No one went to go see Scott Pilgrim vs. The World except for the hardest of hardcore fans because even for a comic book adaptation, it was a bit too out there. Sound effects popped up with abandon, special effects ruled the day, transitions made it feel more like a video game, the structure was very much like a comic book series with a rigid pace of Scott defeating several bad guys every couple of minutes, and the film just had a goofier attitude than I think most audiences were used to. Keep in mind that this was several years before the MCU allowed its movies to be goofy or silly, with most of its earlier movies trying to be serious action movies first with comic book heroics second. I would argue that if Scott Pilgrim vs the World was released in 2012 or 2013, it would have been a much bigger hit than it was, drawing in fans around the world to see the weird, insane action of Edger Wright. Also it probably would have allowed the movie to have a more faithful adaptation of the source material, but now we’re just splitting hairs.
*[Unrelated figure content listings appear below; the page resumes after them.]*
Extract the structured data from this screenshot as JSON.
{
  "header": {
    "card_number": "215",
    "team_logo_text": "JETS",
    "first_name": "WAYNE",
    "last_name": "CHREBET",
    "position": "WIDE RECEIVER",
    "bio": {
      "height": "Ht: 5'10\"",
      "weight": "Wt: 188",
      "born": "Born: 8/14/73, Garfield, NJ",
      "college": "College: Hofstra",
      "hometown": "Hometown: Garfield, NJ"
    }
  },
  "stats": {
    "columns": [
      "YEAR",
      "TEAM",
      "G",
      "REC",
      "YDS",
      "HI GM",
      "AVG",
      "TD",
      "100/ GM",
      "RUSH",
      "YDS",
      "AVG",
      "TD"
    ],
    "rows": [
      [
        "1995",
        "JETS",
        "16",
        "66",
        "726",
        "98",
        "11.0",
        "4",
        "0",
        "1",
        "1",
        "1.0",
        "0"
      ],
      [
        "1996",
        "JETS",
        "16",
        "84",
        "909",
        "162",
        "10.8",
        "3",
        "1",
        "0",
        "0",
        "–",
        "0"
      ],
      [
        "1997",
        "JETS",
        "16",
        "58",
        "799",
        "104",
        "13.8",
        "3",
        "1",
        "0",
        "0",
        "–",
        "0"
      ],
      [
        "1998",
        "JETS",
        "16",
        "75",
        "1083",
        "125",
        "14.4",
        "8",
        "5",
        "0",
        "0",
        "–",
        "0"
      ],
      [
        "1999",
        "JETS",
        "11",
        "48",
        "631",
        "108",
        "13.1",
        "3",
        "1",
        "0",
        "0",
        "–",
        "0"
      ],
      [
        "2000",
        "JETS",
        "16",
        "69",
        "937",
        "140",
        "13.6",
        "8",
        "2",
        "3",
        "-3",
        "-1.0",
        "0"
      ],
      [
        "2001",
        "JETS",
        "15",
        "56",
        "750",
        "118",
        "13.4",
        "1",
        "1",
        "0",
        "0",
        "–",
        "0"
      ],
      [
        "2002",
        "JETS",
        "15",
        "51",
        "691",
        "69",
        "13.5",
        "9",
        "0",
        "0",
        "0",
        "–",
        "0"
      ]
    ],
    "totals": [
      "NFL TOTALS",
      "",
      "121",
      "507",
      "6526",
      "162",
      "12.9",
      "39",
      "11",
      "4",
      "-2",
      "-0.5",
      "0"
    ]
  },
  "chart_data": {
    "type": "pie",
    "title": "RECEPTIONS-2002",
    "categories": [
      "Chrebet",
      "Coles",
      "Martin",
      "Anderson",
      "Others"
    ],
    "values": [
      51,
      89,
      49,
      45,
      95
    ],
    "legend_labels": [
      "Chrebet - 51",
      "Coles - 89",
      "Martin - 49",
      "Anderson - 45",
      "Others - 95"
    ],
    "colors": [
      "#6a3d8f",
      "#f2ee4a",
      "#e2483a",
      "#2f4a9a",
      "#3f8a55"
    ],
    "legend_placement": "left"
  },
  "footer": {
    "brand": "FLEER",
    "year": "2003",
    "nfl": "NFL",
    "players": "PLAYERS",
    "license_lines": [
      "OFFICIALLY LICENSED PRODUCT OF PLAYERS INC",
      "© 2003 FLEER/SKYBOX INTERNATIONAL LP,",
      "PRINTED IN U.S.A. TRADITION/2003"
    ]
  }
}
Now you can catch it playing occasionally on Comedy Central, but it feels like the perfect home for it. A bizarre hit that went unappreciated in its time, is referenced constantly by fans and non-fans alike, and sits comfortably as a cult classic. If it wasn’t for my selection process and how Flixist Awards override my personal selections in a category, I would have chosen Scott Pilgrim vs the World as the most underrated movie of 2010 in a heartbeat and probably would have given this slot to Black Swan. But it didn’t, so now I have a chance to talk about the best movie of 2010 that no one saw. It did whatever it wanted to do, and I can still appreciate Scott Pilgrim vs. the World as a comic book movie for hardcore comic book fans.
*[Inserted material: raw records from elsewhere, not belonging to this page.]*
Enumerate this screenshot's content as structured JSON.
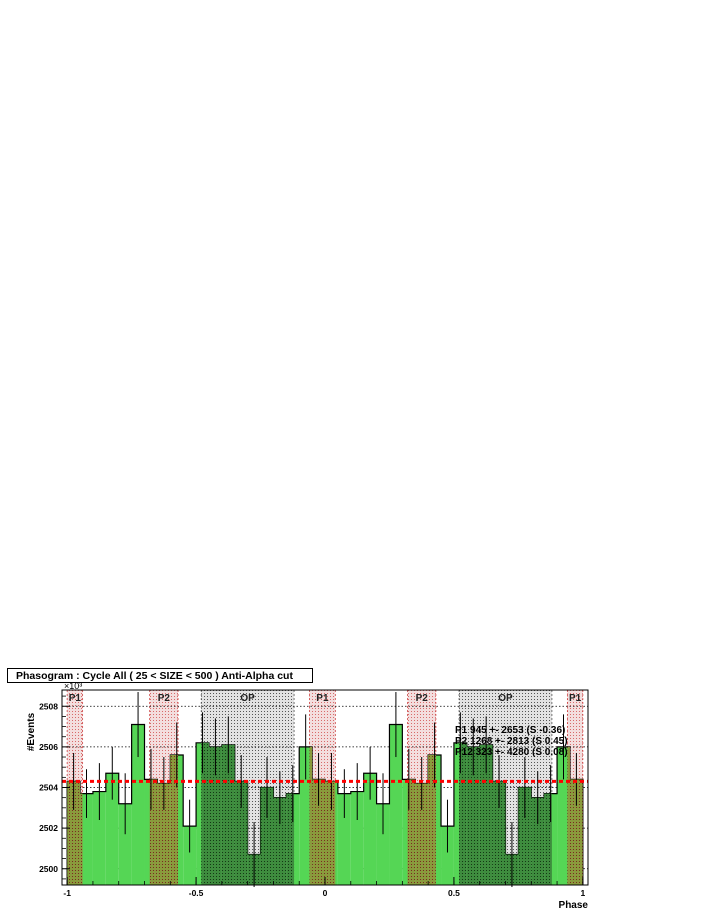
{
  "chart_data": {
    "type": "bar",
    "title": "Phasogram : Cycle All ( 25 < SIZE < 500 ) Anti-Alpha cut",
    "xlabel": "Phase",
    "ylabel": "#Events",
    "y_multiplier": "×10³",
    "xlim": [
      -1.02,
      1.02
    ],
    "ylim": [
      2499.2,
      2508.8
    ],
    "x_ticks": [
      -1,
      -0.5,
      0,
      0.5,
      1
    ],
    "x_tick_labels": [
      "-1",
      "-0.5",
      "0",
      "0.5",
      "1"
    ],
    "y_ticks": [
      2500,
      2502,
      2504,
      2506,
      2508
    ],
    "y_tick_labels": [
      "2500",
      "2502",
      "2504",
      "2506",
      "2508"
    ],
    "grid": true,
    "bin_width": 0.05,
    "bin_lows": [
      -1.0,
      -0.95,
      -0.9,
      -0.85,
      -0.8,
      -0.75,
      -0.7,
      -0.65,
      -0.6,
      -0.55,
      -0.5,
      -0.45,
      -0.4,
      -0.35,
      -0.3,
      -0.25,
      -0.2,
      -0.15,
      -0.1,
      -0.05,
      0.0,
      0.05,
      0.1,
      0.15,
      0.2,
      0.25,
      0.3,
      0.35,
      0.4,
      0.45,
      0.5,
      0.55,
      0.6,
      0.65,
      0.7,
      0.75,
      0.8,
      0.85,
      0.9,
      0.95
    ],
    "values": [
      2504.3,
      2503.7,
      2503.8,
      2504.7,
      2503.2,
      2507.1,
      2504.4,
      2504.2,
      2505.6,
      2502.1,
      2506.2,
      2506.0,
      2506.1,
      2504.3,
      2500.7,
      2504.0,
      2503.5,
      2503.7,
      2506.0,
      2504.4,
      2504.3,
      2503.7,
      2503.8,
      2504.7,
      2503.2,
      2507.1,
      2504.4,
      2504.2,
      2505.6,
      2502.1,
      2506.2,
      2506.0,
      2506.1,
      2504.3,
      2500.7,
      2504.0,
      2503.5,
      2503.7,
      2506.0,
      2504.4
    ],
    "errors": [
      1.4,
      1.2,
      1.4,
      1.3,
      1.5,
      1.6,
      1.5,
      1.3,
      1.6,
      1.3,
      1.5,
      1.4,
      1.4,
      1.3,
      1.6,
      1.5,
      1.3,
      1.4,
      1.6,
      1.3,
      1.4,
      1.2,
      1.4,
      1.3,
      1.5,
      1.6,
      1.5,
      1.3,
      1.6,
      1.3,
      1.5,
      1.4,
      1.4,
      1.3,
      1.6,
      1.5,
      1.3,
      1.4,
      1.6,
      1.3
    ],
    "background_level": 2504.3,
    "background_color": "#ff0000",
    "fill_color": "#55d655",
    "regions": [
      {
        "label": "P1",
        "lo": -1.0,
        "hi": -0.94,
        "color": "#e8a0a0"
      },
      {
        "label": "P2",
        "lo": -0.68,
        "hi": -0.57,
        "color": "#e8a0a0"
      },
      {
        "label": "OP",
        "lo": -0.48,
        "hi": -0.12,
        "color": "#c8c8c8"
      },
      {
        "label": "P1",
        "lo": -0.06,
        "hi": 0.04,
        "color": "#e8a0a0"
      },
      {
        "label": "P2",
        "lo": 0.32,
        "hi": 0.43,
        "color": "#e8a0a0"
      },
      {
        "label": "OP",
        "lo": 0.52,
        "hi": 0.88,
        "color": "#c8c8c8"
      },
      {
        "label": "P1",
        "lo": 0.94,
        "hi": 1.0,
        "color": "#e8a0a0"
      }
    ],
    "stats": [
      "P1  945 +- 2653 (S -0.36)",
      "P2  1268 +- 2813 (S 0.45)",
      "P12  323 +- 4280 (S 0.08)"
    ]
  }
}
Was 2010 a good year for movies?
Bit of a tricky question to answer here, but I’d have to shrug and say, “sure?” 3D came into being in 2010, for better and for worse, with most major blockbusters playing into that gimmick. Even looking away from big features, none of the movies that came out in 2010 really had any lasting impact. I remember people were going nuts for Inception when it first released, trying to figure out what the hell was even going on in it, but the impact it had was negligible at best. I’ll still hear people occasionally talk about Inception (rarely), but ask yourself how long it’s been since you actually sat down and watched it? It commanded people’s attention for the summer, but now it’s regarded as not even a blip.
Truthfully, only Toy Story 3 holds relevance today because of how many people firmly believe that it’s Pixar’s best movie. Keep in mind that Pixar has numerous movies that outclass any and all animated movies, but Toy Story 3 is the one that can hold its own and still provide a reaction. Romantic comedies faded into obscurity, horror movies didn’t connect with audiences, and movies that should have become classics were instead relegated to cult status.
I said at the beginning that 2010 was ephemeral and I meant every word of it. We don’t talk about the achievements of 2010 because there really weren’t any. There were no game changers or revelations this year. We had a year where Hollywood coasted by, made some decent movies, and that was it. Granted, not every year will be legendary, but there’s nothing wrong with just being fine and riding trends. Sometimes good enough is just plain good. And we’ll see if Hollywood continues to be just good enough or become something better when we continue the Decade Decathlon next month with 2011.
Movies from 2010 you should still see: How to Train Your Dragon, Exit Through the Gift Shop, The Karate Kid, Inception, The Other Guys, The Expendables, The Social Network, Tangled, Black Swan.